Dann sind Sie prädestiniert für dieses Buch. Seit vielen Jahren sammle ich all diese weisen Sprüche in einem kleinen Notizbuch mit der Aufschrift: Sprüche für die Dummen. Ja, man hält uns für Narren. Speist uns ab. Vulgär gesagt: verarscht uns. Schon die Klassiker haben damit begonnen. Lesen Sie Wilhelm Tell, und Sie wissen, was ich meine. Schiller war einer der schlimmsten Sprücheklopfer, sein Klassikerkollege Goethe stand ihm in nichts nach, bringt es in seinen Dramen jedoch bei weitem nicht an die Schillersche Sinnspruchdichte (wenn man mal von 'Faust' absieht).

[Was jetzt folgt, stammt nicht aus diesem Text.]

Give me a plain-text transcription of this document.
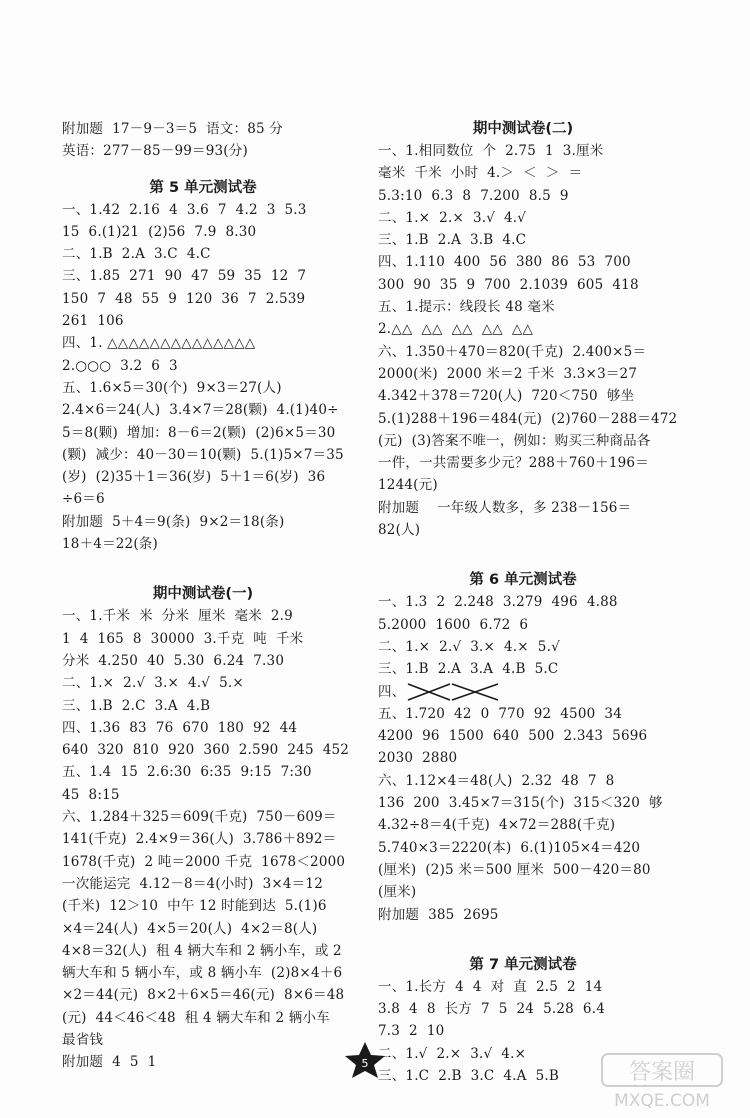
附加题  17－9－3＝5  语文：85 分
英语：277－85－99＝93(分)
第 5 单元测试卷
一、1.42  2.16  4  3.6  7  4.2  3  5.3
15  6.(1)21  (2)56  7.9  8.30
二、1.B  2.A  3.C  4.C
三、1.85  271  90  47  59  35  12  7
150  7  48  55  9  120  36  7  2.539
261  106
四、1. △△△△△△△△△△△△△△
2.○○○  3.2  6  3
五、1.6×5＝30(个)  9×3＝27(人)
2.4×6＝24(人)  3.4×7＝28(颗)  4.(1)40÷
5＝8(颗)  增加：8－6＝2(颗)  (2)6×5＝30
(颗)  减少：40－30＝10(颗)  5.(1)5×7＝35
(岁)  (2)35＋1＝36(岁)  5＋1＝6(岁)  36
÷6＝6
附加题  5＋4＝9(条)  9×2＝18(条)
18＋4＝22(条)
期中测试卷(一)
一、1.千米  米  分米  厘米  毫米  2.9
1  4  165  8  30000  3.千克  吨  千米
分米  4.250  40  5.30  6.24  7.30
二、1.×  2.√  3.×  4.√  5.×
三、1.B  2.C  3.A  4.B
四、1.36  83  76  670  180  92  44
640  320  810  920  360  2.590  245  452
五、1.4  15  2.6:30  6:35  9:15  7:30
45  8:15
六、1.284＋325＝609(千克)  750－609＝
141(千克)  2.4×9＝36(人)  3.786＋892＝
1678(千克)  2 吨＝2000 千克  1678＜2000
一次能运完  4.12－8＝4(小时)  3×4＝12
(千米)  12＞10  中午 12 时能到达  5.(1)6
×4＝24(人)  4×5＝20(人)  4×2＝8(人)
4×8＝32(人)  租 4 辆大车和 2 辆小车，或 2
辆大车和 5 辆小车，或 8 辆小车  (2)8×4＋6
×2＝44(元)  8×2＋6×5＝46(元)  8×6＝48
(元)  44＜46＜48  租 4 辆大车和 2 辆小车
最省钱
附加题  4  5  1
期中测试卷(二)
一、1.相同数位  个  2.75  1  3.厘米
毫米  千米  小时  4.＞  ＜  ＞  ＝
5.3:10  6.3  8  7.200  8.5  9
二、1.×  2.×  3.√  4.√
三、1.B  2.A  3.B  4.C
四、1.110  400  56  380  86  53  700
300  90  35  9  700  2.1039  605  418
五、1.提示：线段长 48 毫米
2.△△  △△  △△  △△  △△
六、1.350＋470＝820(千克)  2.400×5＝
2000(米)  2000 米＝2 千米  3.3×3＝27
4.342＋378＝720(人)  720＜750  够坐
5.(1)288＋196＝484(元)  (2)760－288＝472
(元)  (3)答案不唯一，例如：购买三种商品各
一件，一共需要多少元？288＋760＋196＝
1244(元)
附加题    一年级人数多，多 238－156＝
82(人)
第 6 单元测试卷
一、1.3  2  2.248  3.279  496  4.88
5.2000  1600  6.72  6
二、1.×  2.√  3.×  4.×  5.√
三、1.B  2.A  3.A  4.B  5.C
四、
五、1.720  42  0  770  92  4500  34
4200  96  1500  640  500  2.343  5696
2030  2880
六、1.12×4＝48(人)  2.32  48  7  8
136  200  3.45×7＝315(个)  315＜320  够
4.32÷8＝4(千克)  4×72＝288(千克)
5.740×3＝2220(本)  6.(1)105×4＝420
(厘米)  (2)5 米＝500 厘米  500－420＝80
(厘米)
附加题  385  2695
第 7 单元测试卷
一、1.长方  4  4  对  直  2.5  2  14
3.8  4  8  长方  7  5  24  5.28  6.4
7.3  2  10
二、1.√  2.×  3.√  4.×
三、1.C  2.B  3.C  4.A  5.B
5	答案圈
MXQE.COM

Aber auch diverse Bibelsprüche dienen der Verdummung der Menschheit, der Verschleierung der tatsächlichen Zustände, sind 'Opium des Volks', um Marx zu zitieren. Auf den folgenden Seiten werden wir vielen dieser Sprüche nachspüren, ihren wahren Sinngehalt erforschen und feststellen, dass meist das Gegenteil von dem zutrifft, was behauptet wird.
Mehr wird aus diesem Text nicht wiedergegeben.